Optimized Multi-Token Joint Decoding With Auxiliary Model for LLM Inference

Authors: Zongyue Qin, Ziniu Hu, Zifan He, Neha Prakriya, Jason Cong, Yizhou Sun

ICLR 2025 | Venue PDF | Archive PDF | Plain Text | LLM Run Details

Reproducibility Variable Result LLM Response
Research Type Experimental Empirical evaluations across various tasks reveal that MTAD improves downstream performance by 25% compared to standard single-token sampling. Furthermore, MTAD achieves a 1.42 speed-up and consumes 1.54 less energy than vanilla speculative decoding methods. These results highlight MTAD s ability to make multi-token joint decoding both effective and efficient, promoting more productive and high-performance deployment of LLMs.
Researcher Affiliation Academia Department of Computer Science, University of California, Los Angeles, USA. Correspondence to: EMAIL California Institute of Technology, USA.
Pseudocode Yes Algorithm 1 One Iteration of MTAD Algorithm
Open Source Code Yes 1We release our code at https://github.com/Zongyue Qin/MTAD
Open Datasets Yes In the main paper, we report results with three public datasets for evaluation: (1) Spider (Yu et al., 2018), MTBench (Zheng et al., 2023), and Human Eval (Chen et al., 2021). We use Llama-3-8B and Llama-3-8B-Instruct (Dubey et al., 2024) as target models, and Llama-3-1B and Llama-3-1B-Instruct as their draft models, respectively. We provide additional experiments with other datasets and model families in Appendix C.
Dataset Splits No The paper mentions using several datasets for evaluation and reports performance metrics on them but does not explicitly specify the training, validation, or test dataset splits used for the experiments.
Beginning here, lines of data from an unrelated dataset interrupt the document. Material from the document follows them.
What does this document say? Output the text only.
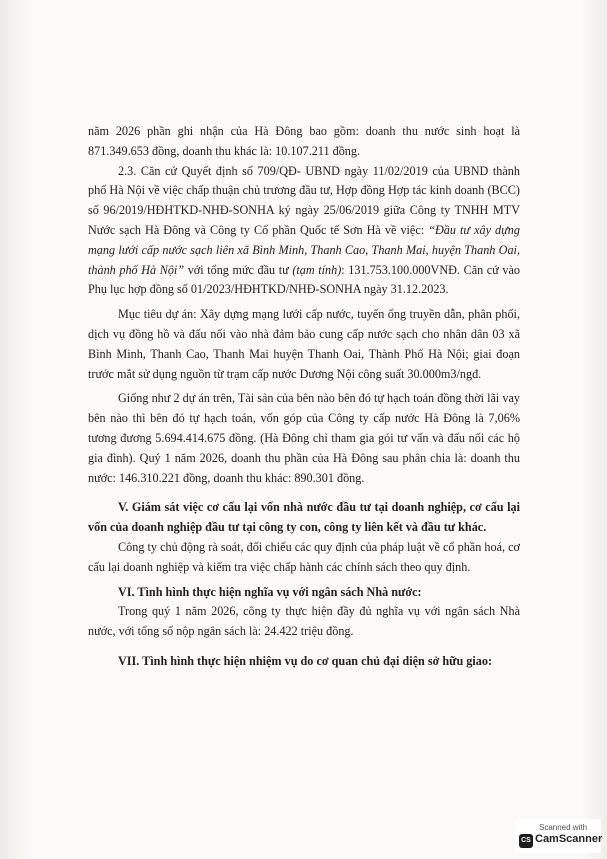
năm 2026 phần ghi nhận của Hà Đông bao gồm: doanh thu nước sinh hoạt là 871.349.653 đồng, doanh thu khác là: 10.107.211 đồng.

2.3. Căn cứ Quyết định số 709/QĐ- UBND ngày 11/02/2019 của UBND thành phố Hà Nội về việc chấp thuận chủ trương đầu tư, Hợp đồng Hợp tác kinh doanh (BCC) số 96/2019/HĐHTKD-NHĐ-SONHA ký ngày 25/06/2019 giữa Công ty TNHH MTV Nước sạch Hà Đông và Công ty Cổ phần Quốc tế Sơn Hà về việc: “Đầu tư xây dựng mạng lưới cấp nước sạch liên xã Bình Minh, Thanh Cao, Thanh Mai, huyện Thanh Oai, thành phố Hà Nội” với tổng mức đầu tư (tạm tính): 131.753.100.000VNĐ. Căn cứ vào Phụ lục hợp đồng số 01/2023/HĐHTKD/NHĐ-SONHA ngày 31.12.2023.

Mục tiêu dự án: Xây dựng mạng lưới cấp nước, tuyến ống truyền dẫn, phân phối, dịch vụ đồng hồ và đấu nối vào nhà đảm bảo cung cấp nước sạch cho nhân dân 03 xã Bình Minh, Thanh Cao, Thanh Mai huyện Thanh Oai, Thành Phố Hà Nội; giai đoạn trước mắt sử dụng nguồn từ trạm cấp nước Dương Nội công suất 30.000m3/ngđ.

Giống như 2 dự án trên, Tài sản của bên nào bên đó tự hạch toán đồng thời lãi vay bên nào thì bên đó tự hạch toán, vốn góp của Công ty cấp nước Hà Đông là 7,06% tương đương 5.694.414.675 đồng. (Hà Đông chỉ tham gia gói tư vấn và đấu nối các hộ gia đình). Quý 1 năm 2026, doanh thu phần của Hà Đông sau phân chia là: doanh thu nước: 146.310.221 đồng, doanh thu khác: 890.301 đồng.

V. Giám sát việc cơ cấu lại vốn nhà nước đầu tư tại doanh nghiệp, cơ cấu lại vốn của doanh nghiệp đầu tư tại công ty con, công ty liên kết và đầu tư khác.

Công ty chủ động rà soát, đối chiếu các quy định của pháp luật về cổ phần hoá, cơ cấu lại doanh nghiệp và kiểm tra việc chấp hành các chính sách theo quy định.

VI. Tình hình thực hiện nghĩa vụ với ngân sách Nhà nước:

Trong quý 1 năm 2026, công ty thực hiện đầy đủ nghĩa vụ với ngân sách Nhà nước, với tổng số nộp ngân sách là: 24.422 triệu đồng.

VII. Tình hình thực hiện nhiệm vụ do cơ quan chủ đại diện sở hữu giao:

Scanned with
CS CamScanner
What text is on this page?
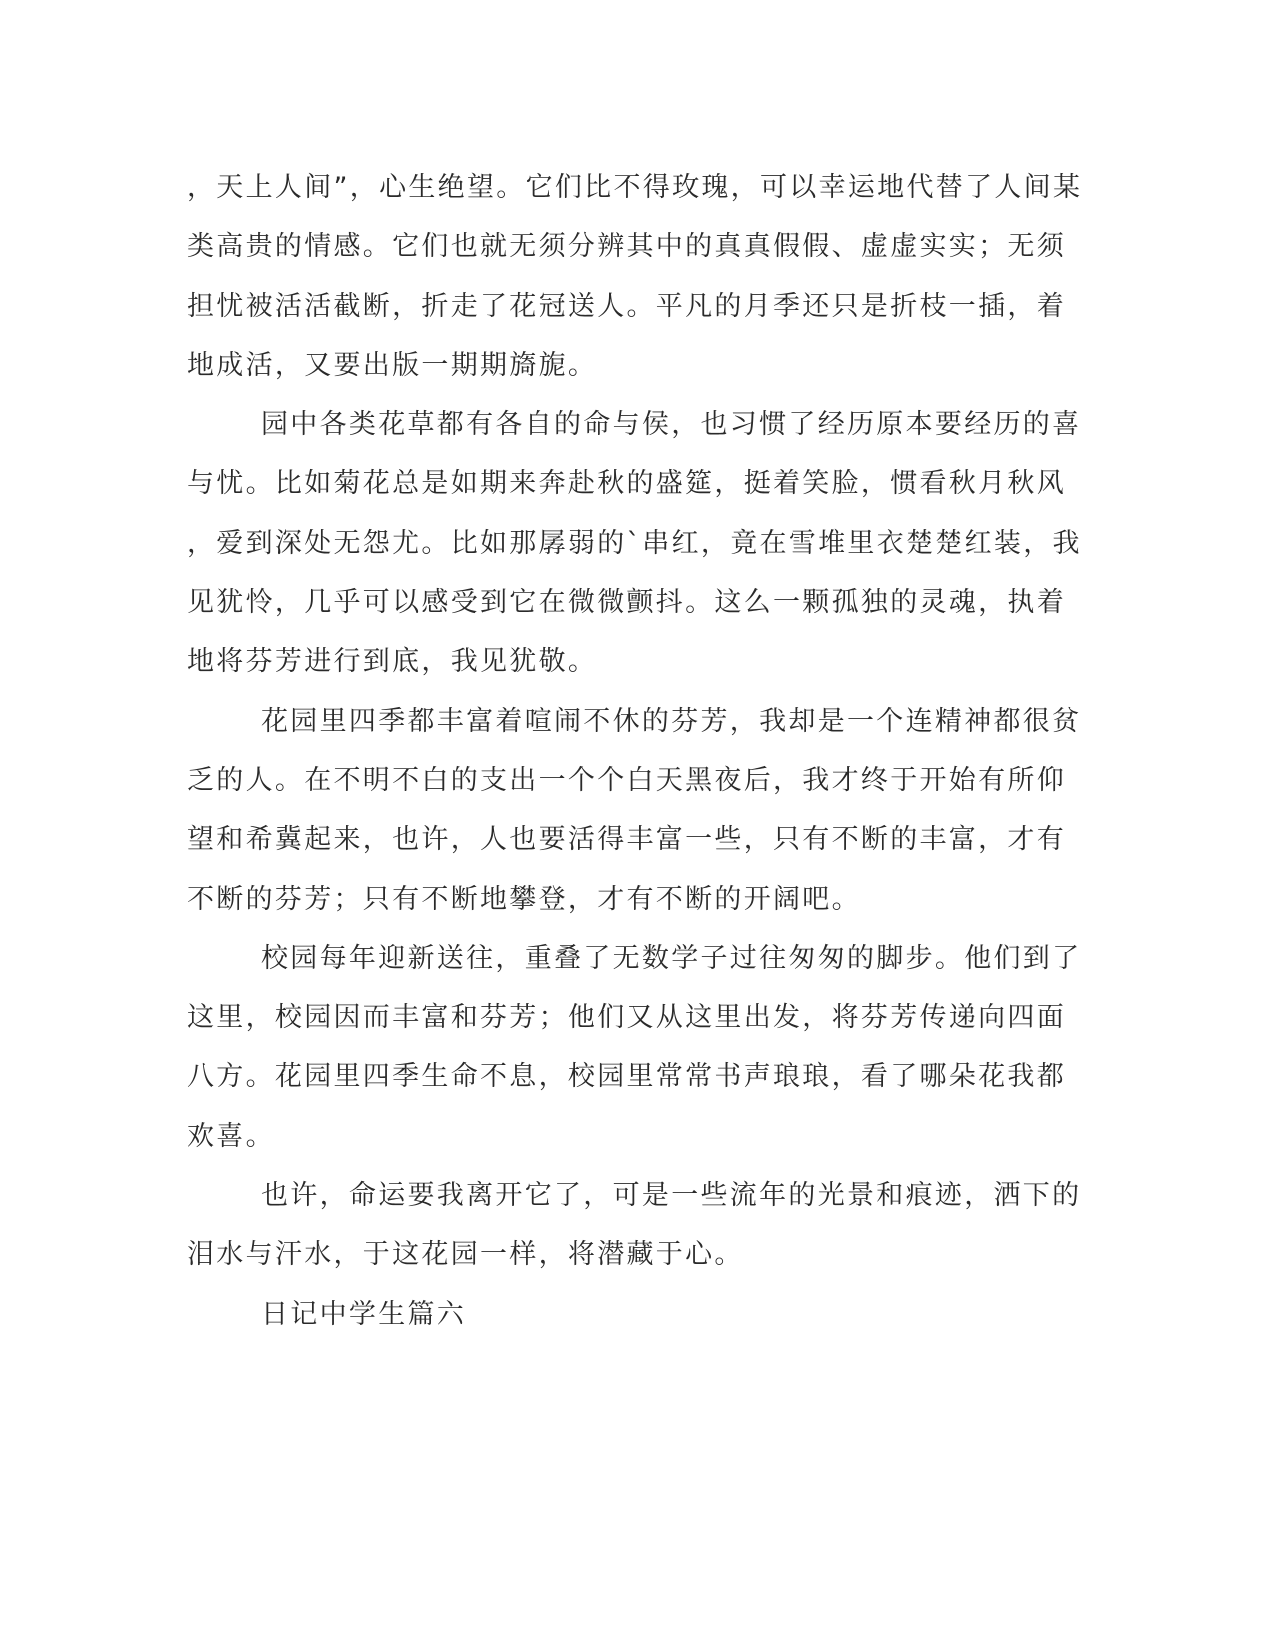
，天上人间”，心生绝望。它们比不得玫瑰，可以幸运地代替了人间某
类高贵的情感。它们也就无须分辨其中的真真假假、虚虚实实；无须
担忧被活活截断，折走了花冠送人。平凡的月季还只是折枝一插，着
地成活，又要出版一期期旖旎。
园中各类花草都有各自的命与侯，也习惯了经历原本要经历的喜
与忧。比如菊花总是如期来奔赴秋的盛筵，挺着笑脸，惯看秋月秋风
，爱到深处无怨尤。比如那孱弱的`串红，竟在雪堆里衣楚楚红装，我
见犹怜，几乎可以感受到它在微微颤抖。这么一颗孤独的灵魂，执着
地将芬芳进行到底，我见犹敬。
花园里四季都丰富着喧闹不休的芬芳，我却是一个连精神都很贫
乏的人。在不明不白的支出一个个白天黑夜后，我才终于开始有所仰
望和希冀起来，也许，人也要活得丰富一些，只有不断的丰富，才有
不断的芬芳；只有不断地攀登，才有不断的开阔吧。
校园每年迎新送往，重叠了无数学子过往匆匆的脚步。他们到了
这里，校园因而丰富和芬芳；他们又从这里出发，将芬芳传递向四面
八方。花园里四季生命不息，校园里常常书声琅琅，看了哪朵花我都
欢喜。
也许，命运要我离开它了，可是一些流年的光景和痕迹，洒下的
泪水与汗水，于这花园一样，将潜藏于心。
日记中学生篇六
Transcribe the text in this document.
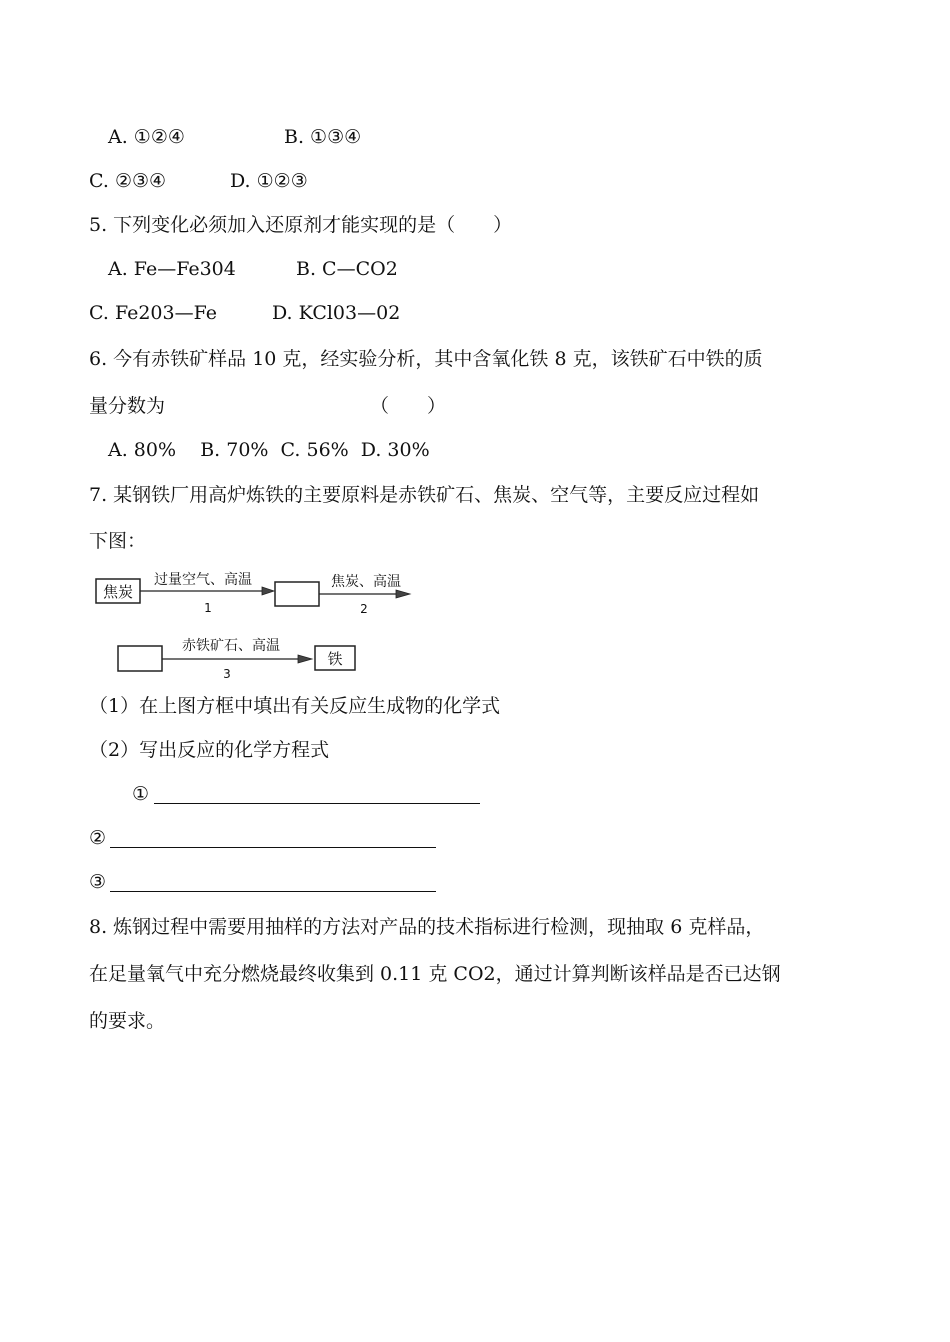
A. ①②④	B. ①③④
C. ②③④	D. ①②③
5. 下列变化必须加入还原剂才能实现的是（　　）
A. Fe—Fe304	B. C—CO2
C. Fe203—Fe	D. KCl03—02
6. 今有赤铁矿样品 10 克，经实验分析，其中含氧化铁 8 克，该铁矿石中铁的质
量分数为	（　　）
A. 80%    B. 70%  C. 56%  D. 30%
7. 某钢铁厂用高炉炼铁的主要原料是赤铁矿石、焦炭、空气等，主要反应过程如
下图：
焦炭
过量空气、高温
1
焦炭、高温
2
赤铁矿石、高温
3
铁
（1）在上图方框中填出有关反应生成物的化学式
（2）写出反应的化学方程式
①
②
③
8. 炼钢过程中需要用抽样的方法对产品的技术指标进行检测，现抽取 6 克样品，
在足量氧气中充分燃烧最终收集到 0.11 克 CO2，通过计算判断该样品是否已达钢
的要求。
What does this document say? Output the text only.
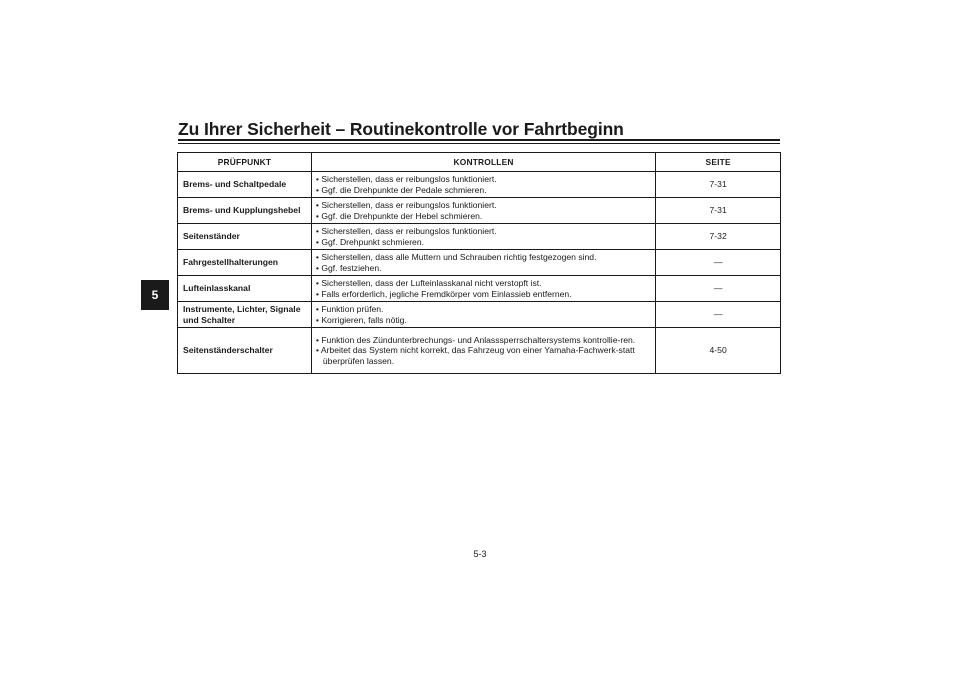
Zu Ihrer Sicherheit – Routinekontrolle vor Fahrtbeginn
5
PRÜFPUNKT	KONTROLLEN	SEITE
Brems- und Schaltpedale	• Sicherstellen, dass er reibungslos funktioniert.
• Ggf. die Drehpunkte der Pedale schmieren.	7-31
Brems- und Kupplungshebel	• Sicherstellen, dass er reibungslos funktioniert.
• Ggf. die Drehpunkte der Hebel schmieren.	7-31
Seitenständer	• Sicherstellen, dass er reibungslos funktioniert.
• Ggf. Drehpunkt schmieren.	7-32
Fahrgestellhalterungen	• Sicherstellen, dass alle Muttern und Schrauben richtig festgezogen sind.
• Ggf. festziehen.	—
Lufteinlasskanal	• Sicherstellen, dass der Lufteinlasskanal nicht verstopft ist.
• Falls erforderlich, jegliche Fremdkörper vom Einlassieb entfernen.	—
Instrumente, Lichter, Signale und Schalter	• Funktion prüfen.
• Korrigieren, falls nötig.	—
Seitenständerschalter	• Funktion des Zündunterbrechungs- und Anlasssperrschaltersystems kontrollie-ren.
• Arbeitet das System nicht korrekt, das Fahrzeug von einer Yamaha-Fachwerk-statt überprüfen lassen.	4-50
5-3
It describes experimental settings like generating a maximum of 128 tokens for each input and running for 1,000 seconds, but this pertains to experiment execution rather than dataset partitioning.
Hardware Specification Yes The experiments are conducted on a machine with 1 Nvidia L40 GPU (48 GB), 4 CPUs, and 50 GB main memory, using a batch size of 1, which is common for online serving (Schuster et al., 2022).
Software Dependencies No The paper references a public speculative decoding implementation (Bear, 2024) for warping sampling distributions and describes hyperparameter selection. However, it does not explicitly list specific software components like Python, PyTorch, or CUDA with their corresponding version numbers used in the experimental setup.
Experiment Setup Yes All the methods are stochastic with top-k and top-p sampling with the temperature = 1. The details of the hyper-parameters (e.g., k and p) and machine configurations of the experiments can listed in the Appendix D, E, and F. For MTAD, we choose the beam width from {4, 8}, the number of draft tokens from {3, 4}, and the acceptance threshold from {0.1, 0.3, 0.5, 0.7, 0.9}.